How Would the U.S. and NATO Respond to Russia Invading Ukraine?
Would NATO respond militarily? Jens Stoltenberg, secretary general of NATO, has warned member states that they must "expect the worst," while stating that Russia would "pay a high price" for attacking Ukraine. Many NATO countries—especially small, formerly Soviet states such as Lithuania, Latvia, and Estonia, as well as former captive Warsaw Pact nations—back military involvement in Ukraine, reasoning that they could be next. Germany, however, has all but signaled it would not use military force against Russia, which supplies it, and much of the rest of Europe, with natural gas in the winter. Other countries closer to the Atlantic than the Black Sea might well reason that, with no direct stake in a Russian-Ukrainian war, there is no reason to start a wider one.
If Russia attacks Ukraine, it will be over quickly, and there won't be much NATO can do about it. There are no NATO combat troops in Ukraine, and deploying them in sufficient numbers to resist the Russian Army would take weeks. By the time NATO cobbles together a credible military force, Russia will sue for peace, demanding a ceasefire.

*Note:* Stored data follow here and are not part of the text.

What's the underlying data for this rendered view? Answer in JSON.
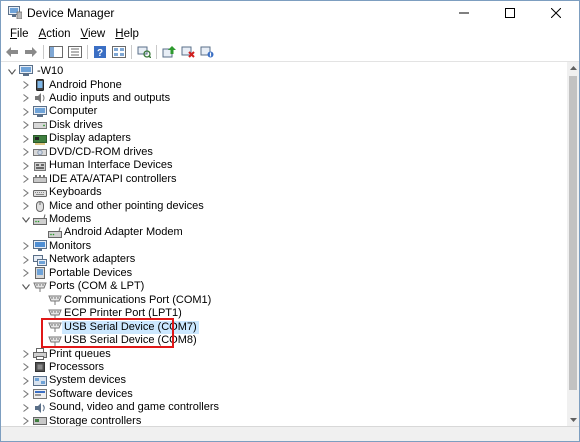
{
  "window": {
    "title": "Device Manager",
    "minimize_glyph": "—",
    "maximize_glyph": "☐",
    "close_glyph": "✕"
  },
  "menu": {
    "items": [
      {
        "label": "File",
        "name": "menu-file"
      },
      {
        "label": "Action",
        "name": "menu-action"
      },
      {
        "label": "View",
        "name": "menu-view"
      },
      {
        "label": "Help",
        "name": "menu-help"
      }
    ]
  },
  "toolbar": {
    "buttons": [
      "back-icon",
      "forward-icon",
      "show-hide-console-tree-icon",
      "properties-icon",
      "help-icon",
      "view-icon",
      "update-driver-icon",
      "uninstall-device-icon",
      "scan-hardware-changes-icon"
    ]
  },
  "tree": {
    "root_label": "        -W10",
    "nodes": [
      {
        "label": "Android Phone",
        "icon": "phone-icon",
        "expanded": false
      },
      {
        "label": "Audio inputs and outputs",
        "icon": "audio-icon",
        "expanded": false
      },
      {
        "label": "Computer",
        "icon": "computer-icon",
        "expanded": false
      },
      {
        "label": "Disk drives",
        "icon": "disk-drive-icon",
        "expanded": false
      },
      {
        "label": "Display adapters",
        "icon": "display-adapter-icon",
        "expanded": false
      },
      {
        "label": "DVD/CD-ROM drives",
        "icon": "dvd-drive-icon",
        "expanded": false
      },
      {
        "label": "Human Interface Devices",
        "icon": "hid-icon",
        "expanded": false
      },
      {
        "label": "IDE ATA/ATAPI controllers",
        "icon": "ide-controller-icon",
        "expanded": false
      },
      {
        "label": "Keyboards",
        "icon": "keyboard-icon",
        "expanded": false
      },
      {
        "label": "Mice and other pointing devices",
        "icon": "mouse-icon",
        "expanded": false
      },
      {
        "label": "Modems",
        "icon": "modem-icon",
        "expanded": true
      },
      {
        "label": "Android Adapter Modem",
        "icon": "modem-icon",
        "child": true
      },
      {
        "label": "Monitors",
        "icon": "monitor-icon",
        "expanded": false
      },
      {
        "label": "Network adapters",
        "icon": "network-adapter-icon",
        "expanded": false
      },
      {
        "label": "Portable Devices",
        "icon": "portable-device-icon",
        "expanded": false
      },
      {
        "label": "Ports (COM & LPT)",
        "icon": "port-icon",
        "expanded": true
      },
      {
        "label": "Communications Port (COM1)",
        "icon": "port-icon",
        "child": true
      },
      {
        "label": "ECP Printer Port (LPT1)",
        "icon": "port-icon",
        "child": true
      },
      {
        "label": "USB Serial Device (COM7)",
        "icon": "port-icon",
        "child": true,
        "selected": true
      },
      {
        "label": "USB Serial Device (COM8)",
        "icon": "port-icon",
        "child": true
      },
      {
        "label": "Print queues",
        "icon": "printer-icon",
        "expanded": false
      },
      {
        "label": "Processors",
        "icon": "processor-icon",
        "expanded": false
      },
      {
        "label": "System devices",
        "icon": "system-device-icon",
        "expanded": false
      },
      {
        "label": "Software devices",
        "icon": "software-device-icon",
        "expanded": false
      },
      {
        "label": "Sound, video and game controllers",
        "icon": "sound-icon",
        "expanded": false
      },
      {
        "label": "Storage controllers",
        "icon": "storage-controller-icon",
        "expanded": false
      }
    ]
  },
  "colors": {
    "selection": "#cce8ff",
    "highlight_box": "#e01818",
    "window_border": "#7d9ec0"
  }
}
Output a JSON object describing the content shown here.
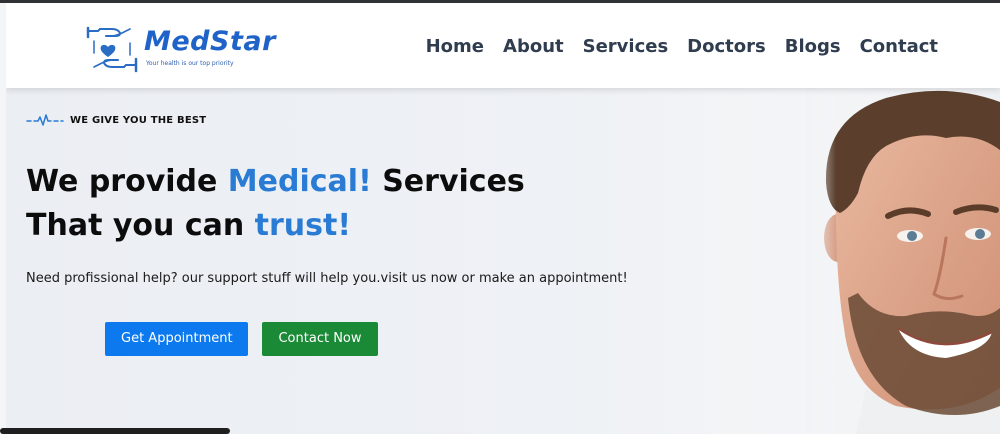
{
  "brand": {
    "name": "MedStar",
    "tagline": "Your health is our top priority",
    "color": "#1f63c9"
  },
  "nav": {
    "items": [
      "Home",
      "About",
      "Services",
      "Doctors",
      "Blogs",
      "Contact"
    ]
  },
  "hero": {
    "eyebrow": "WE GIVE YOU THE BEST",
    "headline": {
      "line1_pre": "We provide ",
      "line1_accent": "Medical!",
      "line1_post": " Services",
      "line2_pre": "That you can ",
      "line2_accent": "trust!"
    },
    "subtext": "Need profissional help? our support stuff will help you.visit us now or make an appointment!",
    "buttons": {
      "appointment": "Get Appointment",
      "contact": "Contact Now"
    }
  },
  "colors": {
    "accent": "#2a7bd4",
    "primary_button": "#0c7aee",
    "secondary_button": "#1a8a36",
    "nav_text": "#2f3d4f"
  },
  "icons": {
    "logo": "hands-heart-icon",
    "eyebrow": "heartbeat-pulse-icon"
  }
}
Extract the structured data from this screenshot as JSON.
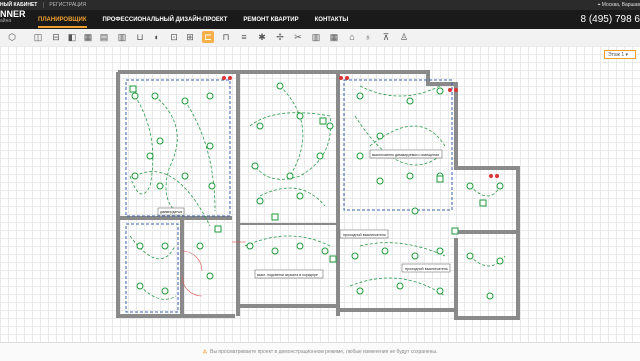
{
  "topbar": {
    "cabinet_label": "НЫЙ КАБИНЕТ",
    "register_label": "РЕГИСТРАЦИЯ",
    "location": "Москва, Варшав"
  },
  "logo": {
    "line1": "NNER",
    "line2": "айна"
  },
  "nav": {
    "items": [
      {
        "label": "ПЛАНИРОВЩИК",
        "active": true
      },
      {
        "label": "ПРОФЕССИОНАЛЬНЫЙ ДИЗАЙН-ПРОЕКТ",
        "active": false
      },
      {
        "label": "РЕМОНТ КВАРТИР",
        "active": false
      },
      {
        "label": "КОНТАКТЫ",
        "active": false
      }
    ],
    "phone": "8 (495) 798 6"
  },
  "toolbar": {
    "icons": [
      "cube-icon",
      "wall-icon",
      "door-icon",
      "window-icon",
      "stairs-icon",
      "column-icon",
      "sink-icon",
      "bath-icon",
      "toilet-icon",
      "shower-icon",
      "socket-icon",
      "electric-icon",
      "light-icon",
      "switch-icon",
      "fan-icon",
      "snowflake-icon",
      "heater-icon",
      "radiator-icon",
      "tiles-icon",
      "door-frame-icon",
      "lamp-icon",
      "chandelier-icon",
      "user-icon"
    ],
    "active_index": 10
  },
  "floor_selector": {
    "label": "Этаж 1 ▾"
  },
  "plan": {
    "labels": {
      "switch_pass_1": "проходной выключатель",
      "switch_pass_2": "проходной выключатель",
      "switch_dimmer": "выключатель диммируемого освещения",
      "mirror_light": "выкл. подсветки зеркала в коридоре",
      "dimmer_small": "диммер/датчик"
    }
  },
  "status": {
    "warning_icon": "warning-icon",
    "text": "Вы просматриваете проект в демонстрационном режиме, любые изменения не будут сохранены."
  },
  "colors": {
    "accent": "#f0a030",
    "nav_bg": "#1a1a1a",
    "wall": "#8a8a8a",
    "wiring": "#2a9a4a",
    "fixture": "#1e9a3c"
  }
}
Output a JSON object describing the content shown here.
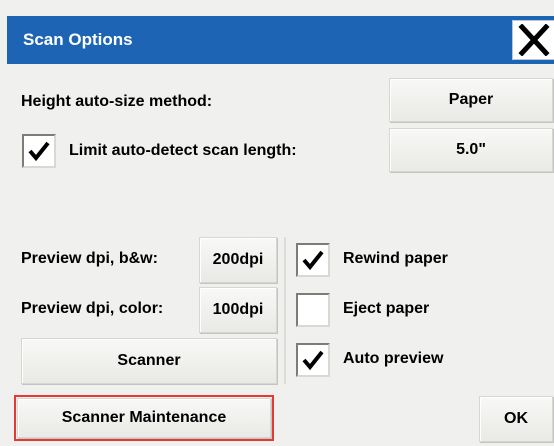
{
  "dialog": {
    "title": "Scan Options",
    "close_icon": "close-icon"
  },
  "height_method": {
    "label": "Height auto-size method:",
    "value": "Paper"
  },
  "limit_scan": {
    "label": "Limit auto-detect scan length:",
    "checked": true,
    "value": "5.0\""
  },
  "preview_bw": {
    "label": "Preview dpi, b&w:",
    "value": "200dpi"
  },
  "preview_color": {
    "label": "Preview dpi, color:",
    "value": "100dpi"
  },
  "options": {
    "rewind_paper": {
      "label": "Rewind paper",
      "checked": true
    },
    "eject_paper": {
      "label": "Eject paper",
      "checked": false
    },
    "auto_preview": {
      "label": "Auto preview",
      "checked": true
    }
  },
  "buttons": {
    "scanner": "Scanner",
    "scanner_maintenance": "Scanner Maintenance",
    "ok": "OK"
  },
  "colors": {
    "titlebar": "#1e64b4",
    "highlight": "#e53935"
  }
}
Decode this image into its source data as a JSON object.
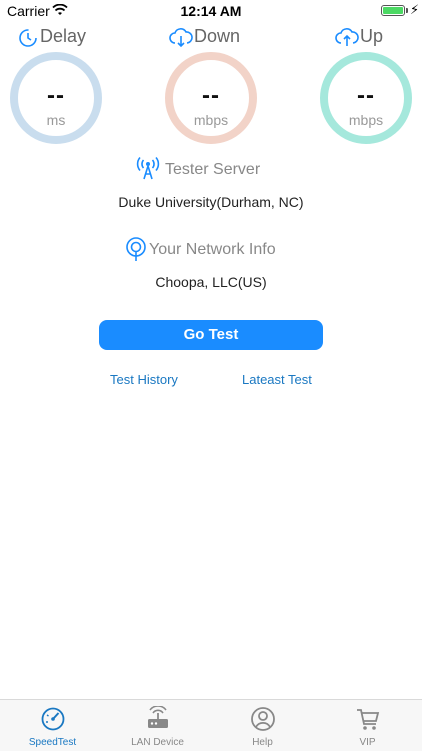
{
  "status_bar": {
    "carrier": "Carrier",
    "time": "12:14 AM"
  },
  "metrics": [
    {
      "title": "Delay",
      "value": "--",
      "unit": "ms",
      "color": "#c9ddee",
      "icon": "timer-icon"
    },
    {
      "title": "Down",
      "value": "--",
      "unit": "mbps",
      "color": "#f2d3c8",
      "icon": "cloud-download-icon"
    },
    {
      "title": "Up",
      "value": "--",
      "unit": "mbps",
      "color": "#a5e8dc",
      "icon": "cloud-upload-icon"
    }
  ],
  "server": {
    "title": "Tester Server",
    "value": "Duke University(Durham, NC)",
    "icon": "antenna-icon"
  },
  "network": {
    "title": "Your Network Info",
    "value": "Choopa, LLC(US)",
    "icon": "location-pin-icon"
  },
  "go_button_label": "Go Test",
  "links": {
    "history": "Test History",
    "latest": "Lateast Test"
  },
  "tabs": [
    {
      "label": "SpeedTest",
      "icon": "speedometer-icon",
      "active": true
    },
    {
      "label": "LAN Device",
      "icon": "router-icon",
      "active": false
    },
    {
      "label": "Help",
      "icon": "help-user-icon",
      "active": false
    },
    {
      "label": "VIP",
      "icon": "cart-icon",
      "active": false
    }
  ],
  "colors": {
    "accent": "#1a8cff",
    "link": "#1a78c2"
  }
}
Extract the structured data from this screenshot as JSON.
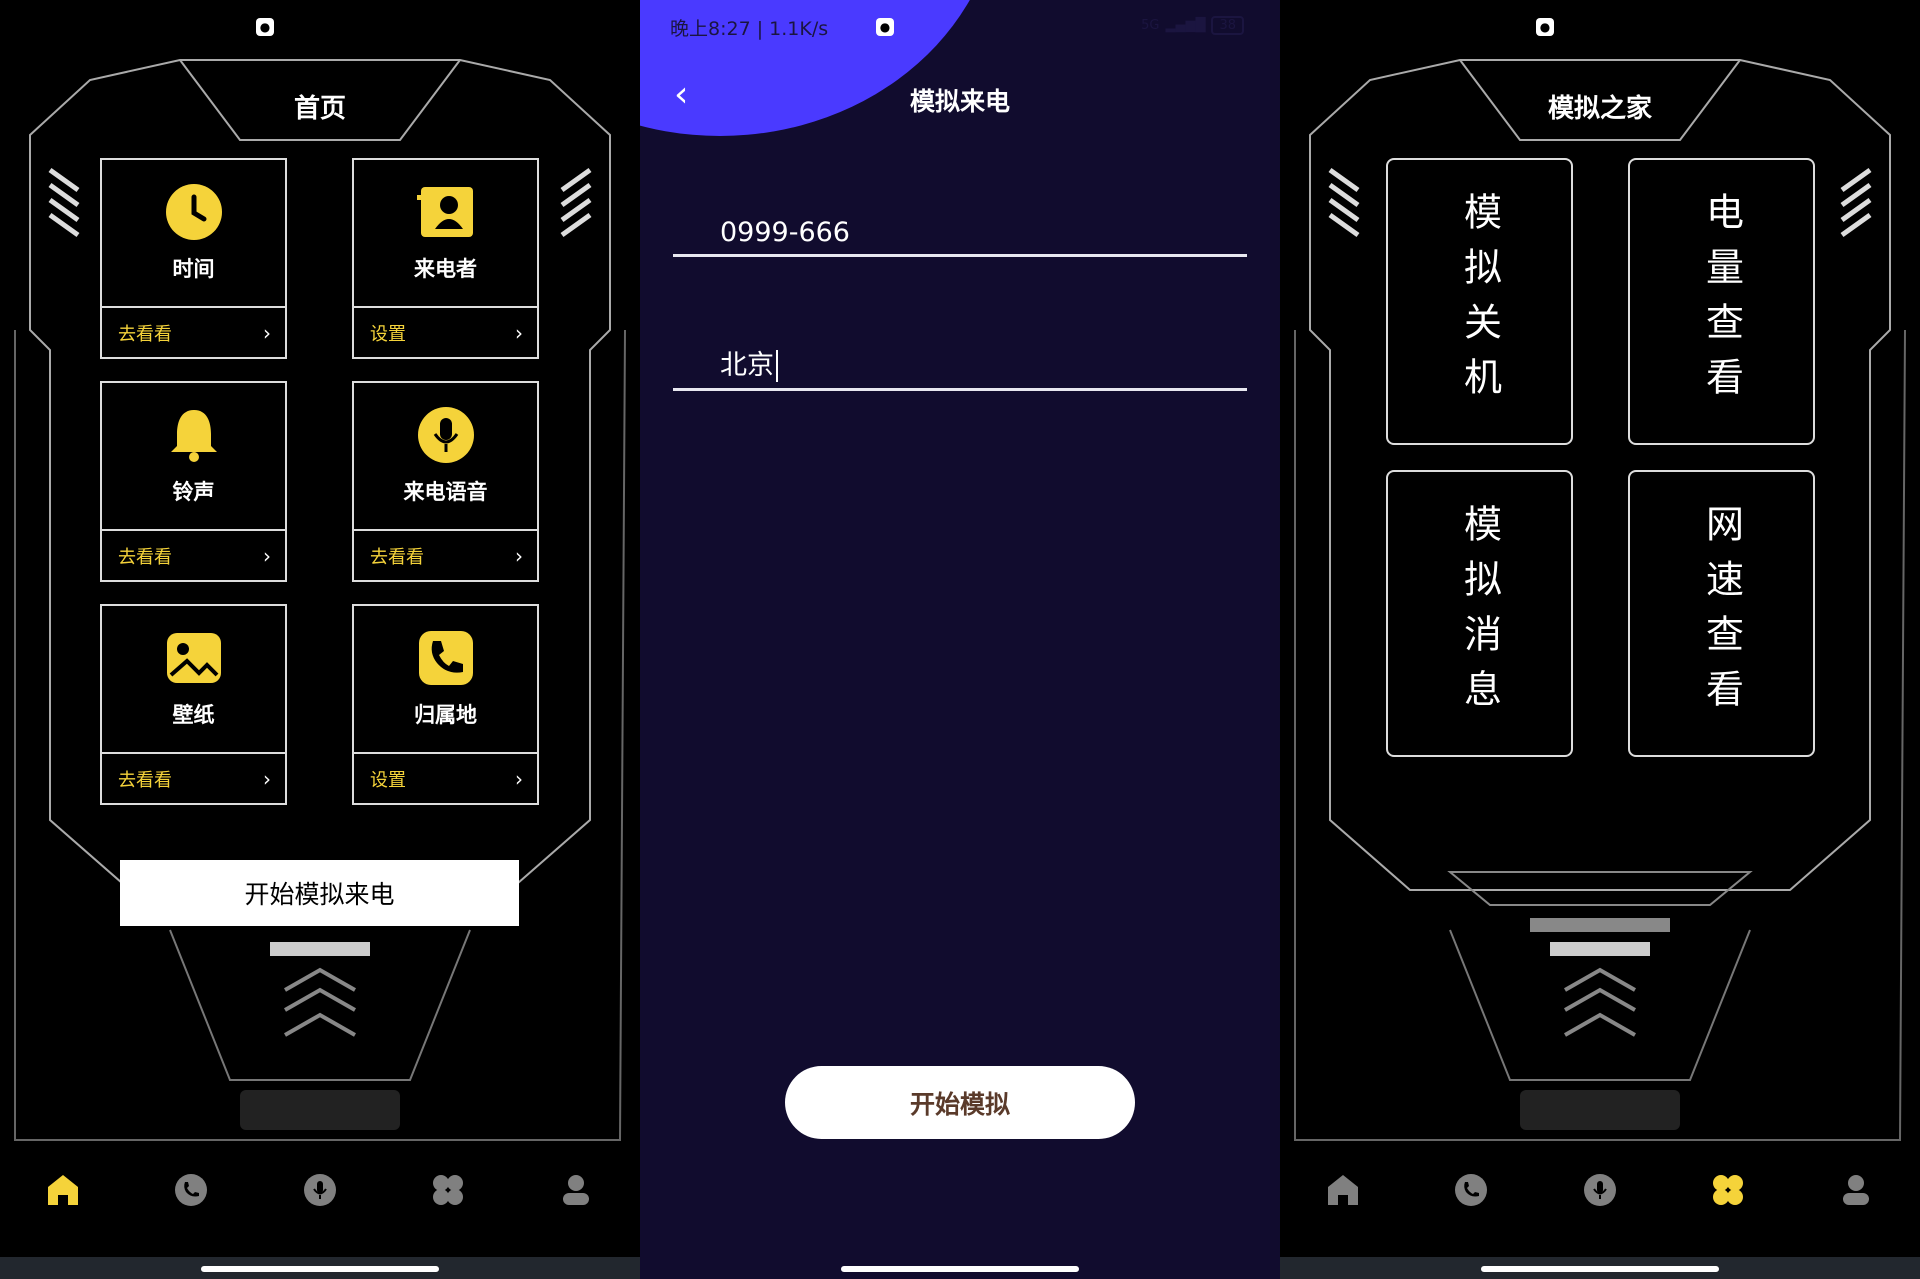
{
  "colors": {
    "accent_yellow": "#f5d33a",
    "bg_middle": "#110c2e",
    "blob_purple": "#4a3aff",
    "button_text": "#5a3a2a",
    "nav_inactive": "#808080"
  },
  "home": {
    "title": "首页",
    "cards": [
      {
        "icon": "clock-icon",
        "label": "时间",
        "link": "去看看"
      },
      {
        "icon": "contact-card-icon",
        "label": "来电者",
        "link": "设置"
      },
      {
        "icon": "bell-icon",
        "label": "铃声",
        "link": "去看看"
      },
      {
        "icon": "microphone-icon",
        "label": "来电语音",
        "link": "去看看"
      },
      {
        "icon": "image-icon",
        "label": "壁纸",
        "link": "去看看"
      },
      {
        "icon": "phone-icon",
        "label": "归属地",
        "link": "设置"
      }
    ],
    "start_button": "开始模拟来电",
    "nav_active": 0
  },
  "nav": [
    {
      "icon": "home-icon"
    },
    {
      "icon": "phone-icon"
    },
    {
      "icon": "microphone-icon"
    },
    {
      "icon": "grid-icon"
    },
    {
      "icon": "user-icon"
    }
  ],
  "sim": {
    "status_time": "晚上8:27 | 1.1K/s",
    "battery": "38",
    "network": "5G",
    "title": "模拟来电",
    "number_value": "0999-666",
    "location_value": "北京",
    "start_button": "开始模拟"
  },
  "house": {
    "title": "模拟之家",
    "cards": [
      {
        "label": "模拟关机",
        "chars": [
          "模",
          "拟",
          "关",
          "机"
        ]
      },
      {
        "label": "电量查看",
        "chars": [
          "电",
          "量",
          "查",
          "看"
        ]
      },
      {
        "label": "模拟消息",
        "chars": [
          "模",
          "拟",
          "消",
          "息"
        ]
      },
      {
        "label": "网速查看",
        "chars": [
          "网",
          "速",
          "查",
          "看"
        ]
      }
    ],
    "nav_active": 3
  }
}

A major problem is the potential for Putin to miscalculate. If Putin aims for a larger piece of Ukraine, and there is significant resistance, NATO forces could end up opposing him, suddenly giving him a bigger war than even he wanted. If Putin attacks NATO forces directly, Article 5 of the Atlantic Charter, NATO's founding document, would require all NATO countries to respond militarily. Suddenly, Russia would be looking at a war with virtually all of Europe.
Putin is already laying the groundwork for freezing out NATO from the equation. Russia broke diplomatic ties with the alliance in October, then complained that Brussels had "destroyed all mechanisms for dialogue" that could de-escalate the crisis. The Russian President has also warned that NATO long-range missiles in Ukraine would be a "red line" that would force Russia to act. Putin hinted that the short flight time of tactical missiles (potentially with nuclear warheads) from Ukraine to Moscow would force him to preemptively attack.
It's quite possible that Russian military deployments are merely posturing meant to frighten Moscow's enemies; Maybe Putin isn't even contemplating invasion. But it's not like Russia hasn't attacked Ukraine before. NATO is split: some countries are warning that inaction will further embolden Russia, while others have signaled they won't consider military action. If push comes to shove, will the United States really go to war with another nuclear power? Let's hope Putin has other plans this winter and we never have to find out.